I persevered with the Internet of Things (IoT). I tried to become part of the community and searched for meaning in the comments. I did not find anything that was able to inspire me. I was bored and found myself avoiding the course. I did some of the activities to try and gain a better understanding but ultimately focused on participation or lack thereof. Whilst reading the comments in the IoT, I struggled to make sense of what was written. I was frustrated. I did not interact with others or actively participate in situated learning and I was not interested enough to apply critical perspectives to my participation (Stewart 2013).
I wondered why I found it so difficult to engage. I decided to try another course. I enrolled on to two other MOOCs; FutureLearn’s Teaching Literacy Through Film (TLTF) and Coursera’s Writing in English at University. I chose these because I have knowledge of the content and I could focus more on the community and participation. I realised quickly that Writing in English at University was a poor choice and not ‘open’ as participants are required to pay for interaction.

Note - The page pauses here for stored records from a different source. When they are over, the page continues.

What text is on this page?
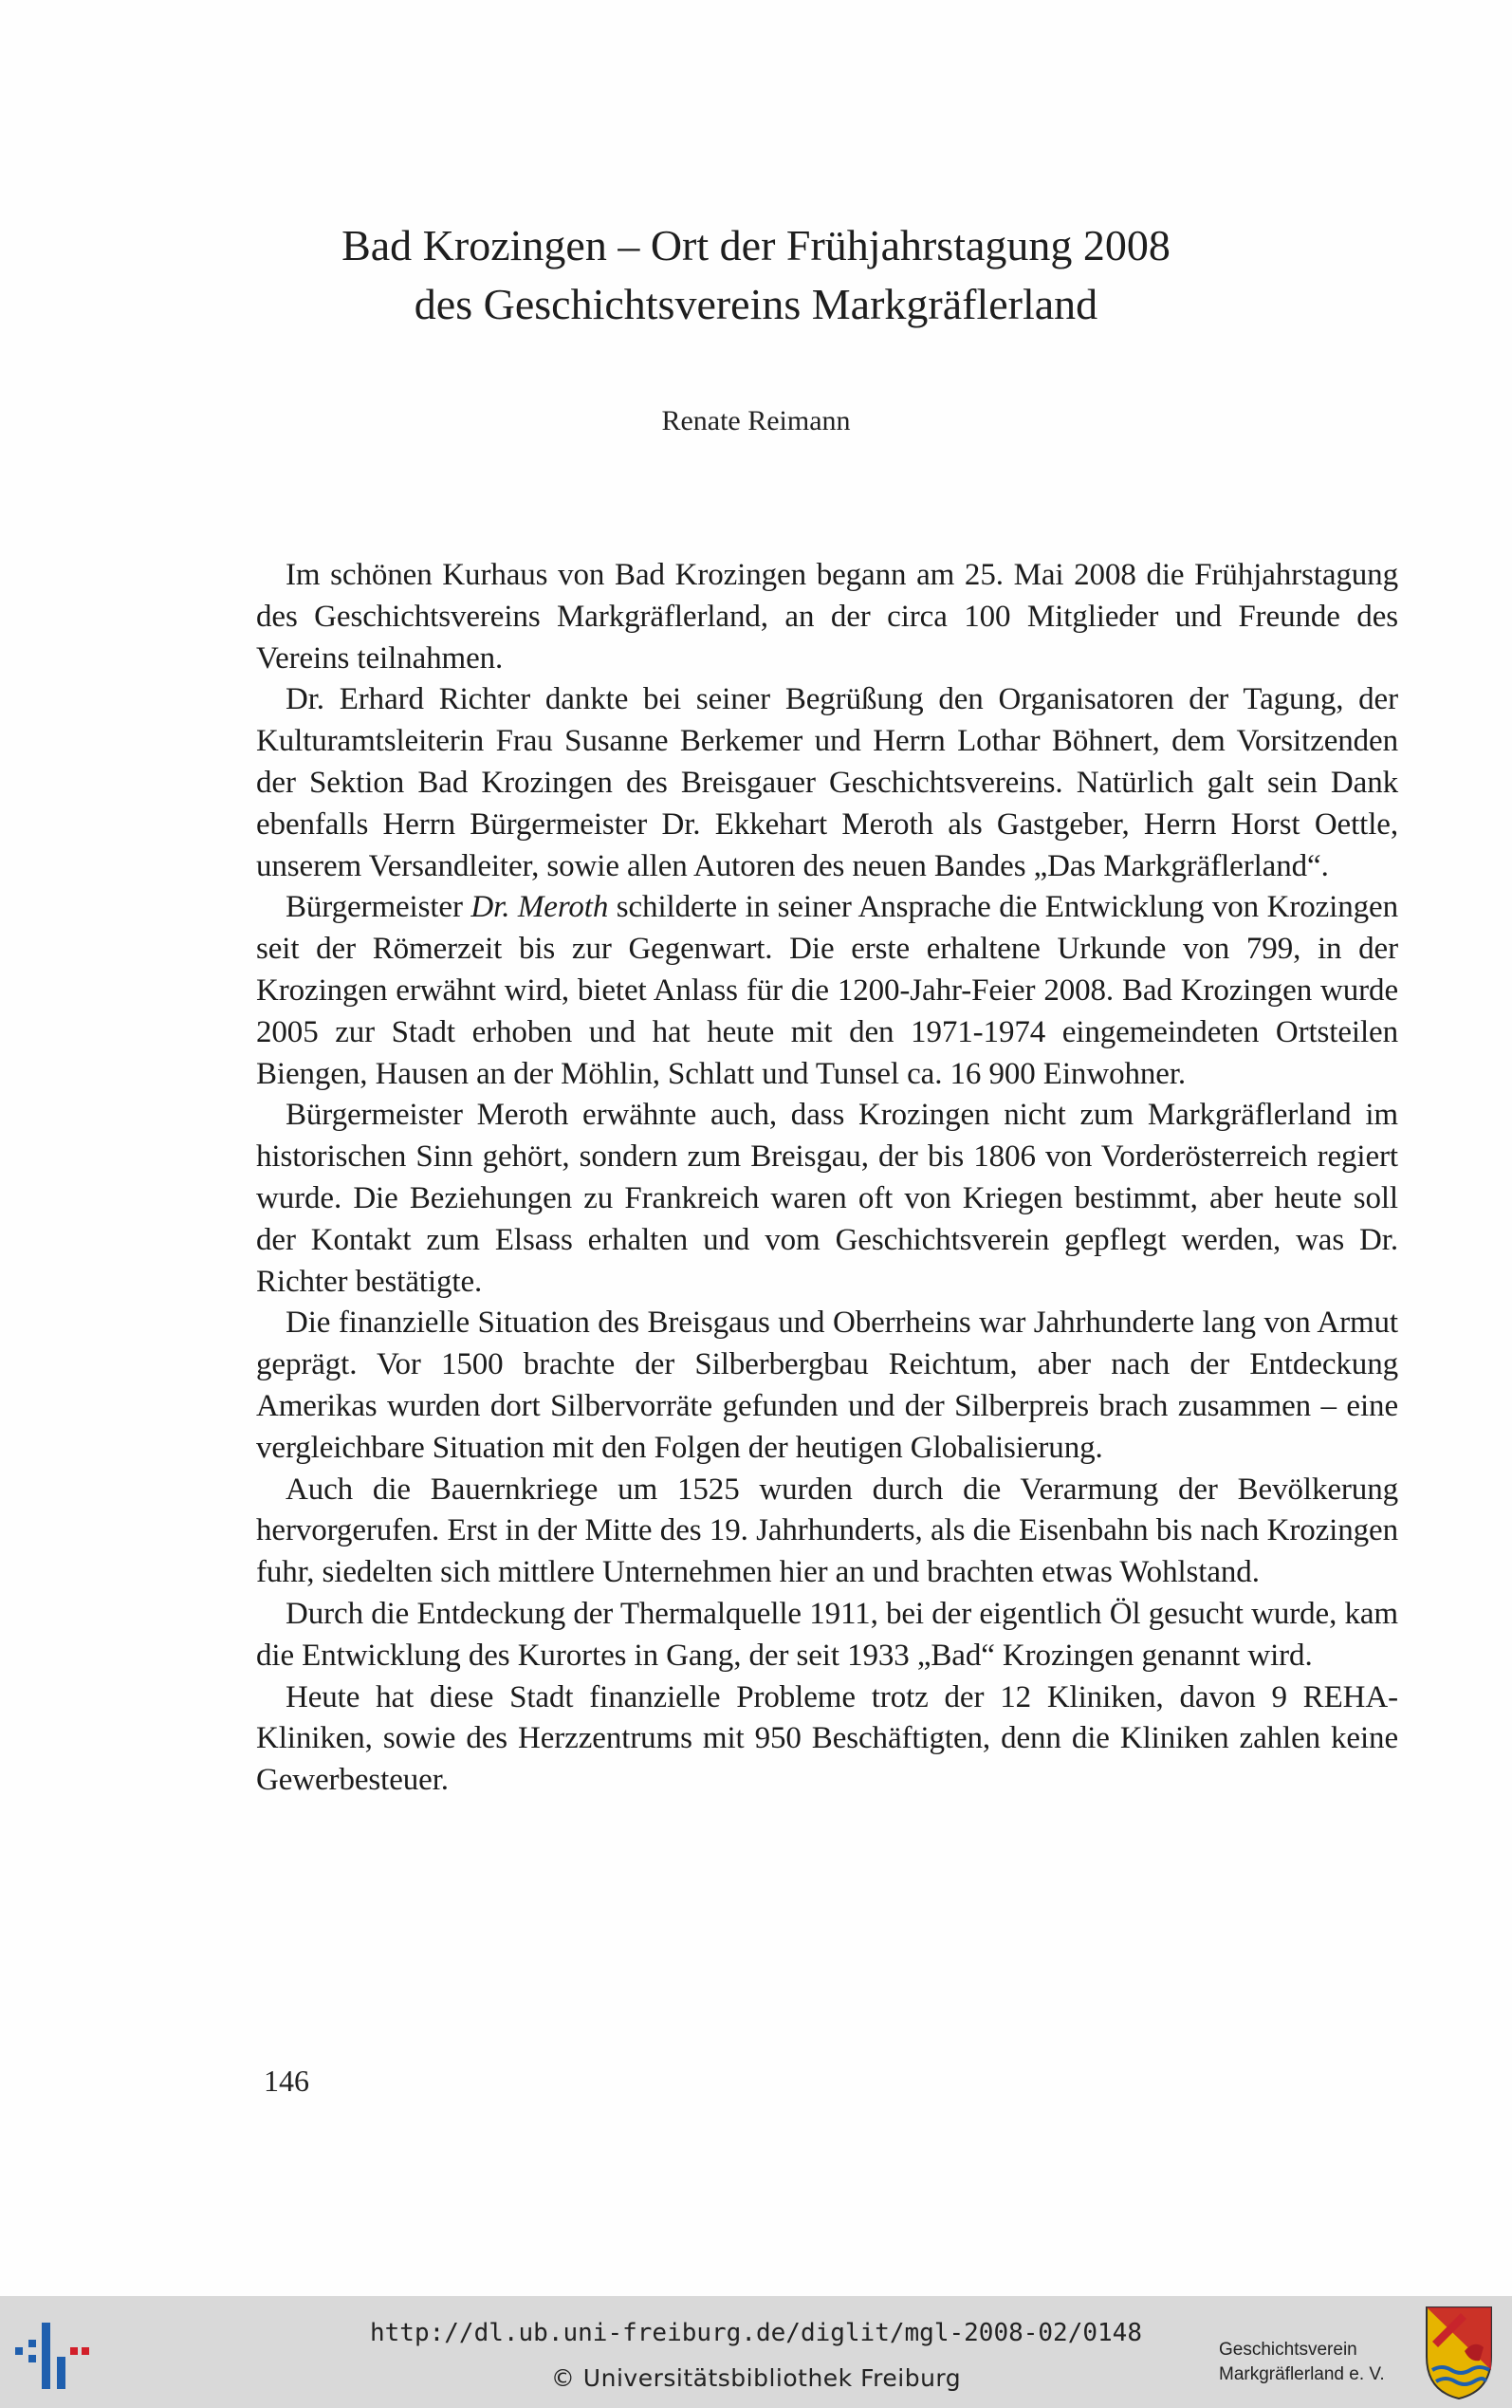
Bad Krozingen – Ort der Frühjahrstagung 2008
des Geschichtsvereins Markgräflerland
Renate Reimann

Im schönen Kurhaus von Bad Krozingen begann am 25. Mai 2008 die Frühjahrstagung des Geschichtsvereins Markgräflerland, an der circa 100 Mitglieder und Freunde des Vereins teilnahmen.

Dr. Erhard Richter dankte bei seiner Begrüßung den Organisatoren der Tagung, der Kulturamtsleiterin Frau Susanne Berkemer und Herrn Lothar Böhnert, dem Vorsitzenden der Sektion Bad Krozingen des Breisgauer Geschichtsvereins. Natürlich galt sein Dank ebenfalls Herrn Bürgermeister Dr. Ekkehart Meroth als Gastgeber, Herrn Horst Oettle, unserem Versandleiter, sowie allen Autoren des neuen Bandes „Das Markgräflerland“.

Bürgermeister Dr. Meroth schilderte in seiner Ansprache die Entwicklung von Krozingen seit der Römerzeit bis zur Gegenwart. Die erste erhaltene Urkunde von 799, in der Krozingen erwähnt wird, bietet Anlass für die 1200-Jahr-Feier 2008. Bad Krozingen wurde 2005 zur Stadt erhoben und hat heute mit den 1971-1974 eingemeindeten Ortsteilen Biengen, Hausen an der Möhlin, Schlatt und Tunsel ca. 16 900 Einwohner.

Bürgermeister Meroth erwähnte auch, dass Krozingen nicht zum Markgräflerland im historischen Sinn gehört, sondern zum Breisgau, der bis 1806 von Vorderösterreich regiert wurde. Die Beziehungen zu Frankreich waren oft von Kriegen bestimmt, aber heute soll der Kontakt zum Elsass erhalten und vom Geschichtsverein gepflegt werden, was Dr. Richter bestätigte.

Die finanzielle Situation des Breisgaus und Oberrheins war Jahrhunderte lang von Armut geprägt. Vor 1500 brachte der Silberbergbau Reichtum, aber nach der Entdeckung Amerikas wurden dort Silbervorräte gefunden und der Silberpreis brach zusammen – eine vergleichbare Situation mit den Folgen der heutigen Globalisierung.

Auch die Bauernkriege um 1525 wurden durch die Verarmung der Bevölkerung hervorgerufen. Erst in der Mitte des 19. Jahrhunderts, als die Eisenbahn bis nach Krozingen fuhr, siedelten sich mittlere Unternehmen hier an und brachten etwas Wohlstand.

Durch die Entdeckung der Thermalquelle 1911, bei der eigentlich Öl gesucht wurde, kam die Entwicklung des Kurortes in Gang, der seit 1933 „Bad“ Krozingen genannt wird.

Heute hat diese Stadt finanzielle Probleme trotz der 12 Kliniken, davon 9 REHA-Kliniken, sowie des Herzzentrums mit 950 Beschäftigten, denn die Kliniken zahlen keine Gewerbesteuer.

146
http://dl.ub.uni-freiburg.de/diglit/mgl-2008-02/0148
© Universitätsbibliothek Freiburg
Geschichtsverein
Markgräflerland e. V.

TLTF appealed to me as I have used films in class to assist with literacy. I noticed a difference in the course almost immediately, it was more transparent, participants were encouraged to share personal information, there was discussion between participants, the atmosphere was friendlier and community more generous with their interaction. I was surprised to find that I wanted to be there. It did not feel like a chore unlike the IoT.
By changing MOOCs I discovered:
- being engaged with what we are researching makes it so much more meaningful
- if something is not working while you research, try something new
- communities can be both selfish and generous
- by comparing and contrasting information, we can make sense of it
Stewart, B., (2013). Massiveness + Openness = New Literacies of Participation? MERLOT Journal of Online Learning and Technology, 9(2), pp.228–238.